The recent market fluctuations of Bitcoin (#比特币市场波动观察 $BTC ) have been significant. On December 20th, according to CoinWorld, the price of Bitcoin was $97,346.45, down $884.07472 from the previous day, a decrease of 0.9%, with a 24-hour volatility of 7.41%, a high of $99,064.06, and a low of $92,232.54, with a 24-hour volume of $123 billion and 1.26 million transactions. Previously, on December 19th, Bitcoin briefly fell below the $96,000 mark, reaching a low of $95,700 per coin, down from a high of $108,000 per coin, a drop of over $10,000 per coin in two days.
The main reason for this decline in Bitcoin's price is the monetary policy of the Federal Reserve. Federal Reserve Chairman Powell clearly stated at the post-monetary policy meeting press conference that the Fed has no intention of participating in any government plan to hoard Bitcoin, which caused market turbulence. At the same time, the Fed is expected to cut interest rates this Wednesday but released hawkish signals, indicating that it will reduce the number of rate cuts next year.
As the expectation of Bitcoin halving approaches, its related tokens may benefit, and market liquidity is expected to enhance. Tokens in the inscription sector such as ordi, rats, sats, as well as Bitcoin layer two tokens like stx, alex, are worth paying attention to.
Ethereum Layer Two
Ethereum layer two is considered to have a relatively high certainty of opportunities. Some of its related tokens such as ssv, ldo, ethfi, etc., have developments in staking and other areas, making them worth watching.
MEME Coins
There is a viewpoint that MEME coins will become the strongest track after BTC's main upward wave. Some MEME coins currently valued at only a few hundred million dollars have the potential to challenge the $10 billion mark, presenting a growth space of 10 to 20 times.
Institutional Capital Inflow
Institutions continue to buy BTC and other virtual currencies, and this buying trend may continue.

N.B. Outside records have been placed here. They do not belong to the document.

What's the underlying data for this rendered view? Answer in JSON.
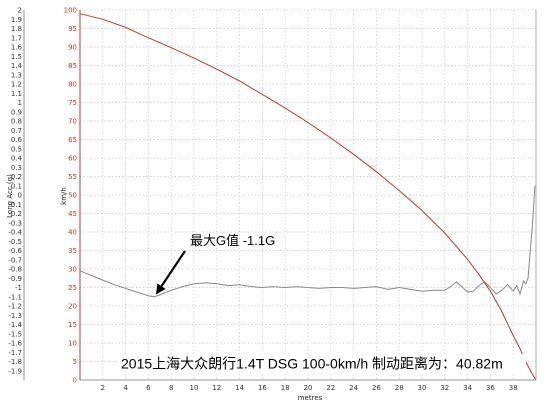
{
  "chart_data": {
    "type": "line",
    "xlabel": "metres",
    "ylabel_left": "Long Acc (g)",
    "ylabel_right": "km/h",
    "xlim": [
      0,
      40
    ],
    "ylim_left": [
      -2,
      2
    ],
    "ylim_right": [
      0,
      100
    ],
    "x_ticks": [
      "2",
      "4",
      "6",
      "8",
      "10",
      "12",
      "14",
      "16",
      "18",
      "20",
      "22",
      "24",
      "26",
      "28",
      "30",
      "32",
      "34",
      "36",
      "38"
    ],
    "left_ticks": [
      "2",
      "1.9",
      "1.8",
      "1.7",
      "1.6",
      "1.5",
      "1.4",
      "1.3",
      "1.2",
      "1.1",
      "1",
      "0.9",
      "0.8",
      "0.7",
      "0.6",
      "0.5",
      "0.4",
      "0.3",
      "0.2",
      "0.1",
      "0",
      "-0.1",
      "-0.2",
      "-0.3",
      "-0.4",
      "-0.5",
      "-0.6",
      "-0.7",
      "-0.8",
      "-0.9",
      "-1",
      "-1.1",
      "-1.2",
      "-1.3",
      "-1.4",
      "-1.5",
      "-1.6",
      "-1.7",
      "-1.8",
      "-1.9"
    ],
    "right_ticks": [
      "100",
      "95",
      "90",
      "85",
      "80",
      "75",
      "70",
      "65",
      "60",
      "55",
      "50",
      "45",
      "40",
      "35",
      "30",
      "25",
      "20",
      "15",
      "10",
      "5",
      "0"
    ],
    "grid": true,
    "series": [
      {
        "axis": "right",
        "color": "#c0392b",
        "x": [
          0,
          2,
          4,
          6,
          8,
          10,
          12,
          14,
          16,
          18,
          20,
          22,
          24,
          26,
          28,
          30,
          32,
          34,
          35,
          36,
          37,
          38,
          38.6,
          39,
          39.3,
          39.6,
          39.8,
          40
        ],
        "y": [
          99,
          97.5,
          95.3,
          92.5,
          89.8,
          87,
          84,
          80.8,
          77.2,
          73.5,
          69.6,
          65.4,
          61,
          56.3,
          51.2,
          45.8,
          39.7,
          32.6,
          28.5,
          24,
          18.5,
          12,
          8.5,
          5.5,
          3.8,
          2,
          1,
          0
        ]
      },
      {
        "axis": "left",
        "color": "#888888",
        "x": [
          0,
          1,
          2,
          3,
          4,
          5,
          6,
          6.5,
          7,
          8,
          9,
          10,
          11,
          12,
          13,
          14,
          15,
          16,
          17,
          18,
          19,
          20,
          21,
          22,
          23,
          24,
          25,
          26,
          27,
          28,
          29,
          30,
          31,
          32,
          32.5,
          33,
          33.5,
          34,
          34.5,
          35,
          35.5,
          36,
          36.5,
          37,
          37.5,
          38,
          38.3,
          38.6,
          38.9,
          39.1,
          39.3,
          39.5,
          39.7,
          39.9
        ],
        "y": [
          -0.82,
          -0.87,
          -0.92,
          -0.97,
          -1.01,
          -1.05,
          -1.09,
          -1.1,
          -1.08,
          -1.03,
          -0.99,
          -0.96,
          -0.95,
          -0.96,
          -0.98,
          -0.97,
          -0.99,
          -1.0,
          -0.99,
          -1.0,
          -0.99,
          -1.0,
          -1.01,
          -1.0,
          -1.0,
          -1.01,
          -1.0,
          -0.99,
          -1.02,
          -1.0,
          -1.02,
          -1.04,
          -1.03,
          -1.03,
          -0.99,
          -0.94,
          -0.99,
          -1.05,
          -1.04,
          -0.98,
          -0.94,
          -1.0,
          -1.07,
          -1.03,
          -0.97,
          -1.04,
          -0.98,
          -1.07,
          -0.93,
          -0.96,
          -0.9,
          -0.6,
          -0.3,
          0.1
        ]
      }
    ],
    "annotations": [
      {
        "text": "最大G值 -1.1G",
        "x": 6.5,
        "y": -1.1,
        "axis": "left"
      }
    ],
    "caption": "2015上海大众朗行1.4T DSG 100-0km/h 制动距离为：40.82m"
  }
}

Some believe that buying operations will persist until its market value surpasses that of gold.
Web 3.0 Payments
Web 3.0 payments based on blockchain technology are becoming increasingly mature. In addition to crypto industry giants, traditional financial institutions are also beginning to lay out their strategies. With advantages such as decentralization, fast transaction speeds, low costs, and no geographical restrictions, it is expected to play an important role in scenarios such as cross-border payments.
It is a cryptocurrency issued by Binance. Binance is a globally recognized cryptocurrency trading platform. BNB was originally an ERC-20 standard token based on the Ethereum blockchain, and later Binance built its own blockchain, Binance Chain, where BNB became the native token of that blockchain.
BNB has various uses. Within the Binance platform, it can be used to pay trading fees, and using BNB to pay fees typically offers a certain discount. Additionally, it plays a key role in the Binance ecosystem!